Prinsip dasarnya, ragi itu bahan untuk membuat tape, roti, dan alkohol. Bahan ragi bisa dari godhong senu. Oleh karena itu, bisa dikatakan bahwa apem, sebagai panganan yang diciptakan dari proses peragian, adalah prototip atau arkeo-tipe-nya roti. Kalau tidak ya, minimal stereotip lah. Kemudian di waktu-waktu selanjutnya manusia tradisional menciptakan olahan roti dengan bahan tela. Begitu seterusnya, semakin melebar. Mengembang. Karena faktor gula, maka lahirlah roti yang mengembang; roti semesta. Kemudian, anak-anak manusia di seluruh penjuru bumi, melalui ikatan-ikatan kuno dalam simbol-simbol religiusitas mereka, selalu merindukan roti semesta ini; apem.

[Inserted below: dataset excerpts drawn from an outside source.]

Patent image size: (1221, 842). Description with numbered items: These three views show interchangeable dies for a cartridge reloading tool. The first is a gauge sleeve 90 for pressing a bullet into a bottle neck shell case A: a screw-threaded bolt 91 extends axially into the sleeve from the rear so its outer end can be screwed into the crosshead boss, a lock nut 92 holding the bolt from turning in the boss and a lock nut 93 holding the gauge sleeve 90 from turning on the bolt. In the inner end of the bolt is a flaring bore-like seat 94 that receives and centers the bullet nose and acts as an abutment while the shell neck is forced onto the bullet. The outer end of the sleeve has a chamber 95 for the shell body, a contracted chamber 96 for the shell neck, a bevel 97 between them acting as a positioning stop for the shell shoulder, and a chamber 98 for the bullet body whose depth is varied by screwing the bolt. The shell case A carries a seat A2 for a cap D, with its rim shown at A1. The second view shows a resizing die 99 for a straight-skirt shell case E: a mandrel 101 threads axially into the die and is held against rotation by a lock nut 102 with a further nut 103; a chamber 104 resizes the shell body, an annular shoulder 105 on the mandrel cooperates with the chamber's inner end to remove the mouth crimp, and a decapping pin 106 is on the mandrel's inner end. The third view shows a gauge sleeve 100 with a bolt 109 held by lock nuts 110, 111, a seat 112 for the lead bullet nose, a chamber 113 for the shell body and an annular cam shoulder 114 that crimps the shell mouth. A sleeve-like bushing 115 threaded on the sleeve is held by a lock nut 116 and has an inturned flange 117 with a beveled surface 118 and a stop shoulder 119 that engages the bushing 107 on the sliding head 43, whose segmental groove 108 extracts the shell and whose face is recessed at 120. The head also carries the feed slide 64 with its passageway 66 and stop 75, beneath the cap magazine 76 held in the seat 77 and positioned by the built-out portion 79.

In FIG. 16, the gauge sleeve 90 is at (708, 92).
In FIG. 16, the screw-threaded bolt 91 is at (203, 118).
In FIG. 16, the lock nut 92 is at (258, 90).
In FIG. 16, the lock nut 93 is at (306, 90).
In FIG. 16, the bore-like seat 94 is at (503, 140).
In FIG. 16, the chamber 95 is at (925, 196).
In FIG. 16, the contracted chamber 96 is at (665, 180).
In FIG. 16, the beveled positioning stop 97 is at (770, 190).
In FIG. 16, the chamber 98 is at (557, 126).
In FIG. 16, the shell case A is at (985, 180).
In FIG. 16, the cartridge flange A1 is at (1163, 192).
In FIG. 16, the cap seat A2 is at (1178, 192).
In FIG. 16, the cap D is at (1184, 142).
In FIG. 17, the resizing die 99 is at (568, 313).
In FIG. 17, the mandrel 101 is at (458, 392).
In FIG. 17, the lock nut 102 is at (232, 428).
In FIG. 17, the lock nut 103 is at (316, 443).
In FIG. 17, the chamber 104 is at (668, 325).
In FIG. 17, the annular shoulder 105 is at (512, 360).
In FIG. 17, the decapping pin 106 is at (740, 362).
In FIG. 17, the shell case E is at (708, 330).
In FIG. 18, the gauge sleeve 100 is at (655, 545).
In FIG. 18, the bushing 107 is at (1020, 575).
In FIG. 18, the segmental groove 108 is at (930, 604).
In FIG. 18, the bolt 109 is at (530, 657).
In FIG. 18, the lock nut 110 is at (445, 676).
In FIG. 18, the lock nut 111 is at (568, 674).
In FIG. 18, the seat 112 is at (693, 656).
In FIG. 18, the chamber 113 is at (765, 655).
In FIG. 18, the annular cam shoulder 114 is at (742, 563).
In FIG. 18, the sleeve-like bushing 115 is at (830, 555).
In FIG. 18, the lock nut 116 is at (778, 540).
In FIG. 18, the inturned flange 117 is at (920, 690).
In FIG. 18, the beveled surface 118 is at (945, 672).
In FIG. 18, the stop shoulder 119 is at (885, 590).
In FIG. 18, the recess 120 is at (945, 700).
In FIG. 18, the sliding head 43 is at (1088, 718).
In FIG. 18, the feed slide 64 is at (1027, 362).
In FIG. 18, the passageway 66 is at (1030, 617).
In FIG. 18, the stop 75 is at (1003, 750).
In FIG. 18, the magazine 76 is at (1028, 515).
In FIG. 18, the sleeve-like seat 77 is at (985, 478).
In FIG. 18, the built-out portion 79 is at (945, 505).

Teringat suatu saat yang mitis, di rumah para Embah pada waktu peringatan Hari Adi berjalan, pada malam-pekat, anak-anak ramai golek apem. Apem dibungkusi plastik. Ada yang disandhati. Sambil meninggikan oncor-pring biar apinya tak mengenai rambut sendiri, atau asapnya menyerang hidung. Kemudian para anak berucap: “Kula nuwun, nyuwun apeme, Mbah!” Beberapa saat kemudian apem dalam genggaman. Sambil tangan kirinya njagani saku pakaiannya yang motol-motol penuh apem, karena sandhatan di tangan kanan telah penuh, mereka berjalan lagi. Berpindah rumah yang dituju. Mereka mencoba merangkai dunia apem: dunia hologram ‘cairan yang serupa susu kental’ diwadahi kerucut, yang hidup di nalarnya yang dalam. Yang telah terfermentasi. Mereka mencoba membuat konstruksi apem dalam nalarnya: dulu tatkala mereka baru cenger di dunia secara natural diharuskan melaksanakan Inisiasi Menyusu Dini (IMD), sementara kelak ketika dewasa mereka menjadi bagian dari ras ‘manusia-susu’ yang tak henti mencoba ngothak-athik dunia yang telah dan sedang menjadi. Dari sebuah jladren (ksira-arnawa, samudera susu) semesta yang lama-lama semakin mengembang. Dan semakin me-ngembang, ditandhai dengan kepalanya yang pating-plethek, apem-conthong semakin nikmat.
Na(h), demikianlah. Ngka, di sana, kosmos Gunungkidul di waktu-waktu-yang-kemudian akhirnya menjadi (becoming). Bermula dari sebuah pohon nangka, yang dhoyong, di pusat hutan, tempat seorang Embah tinggal, ia menyediakan godhong-nangka untuk membuat apem conthong: apem-persembahan kepada semesta atas tegaknya sebuah kota yang dalam kosmologi Gunungkidul dinamai wana-asri, Wonosari.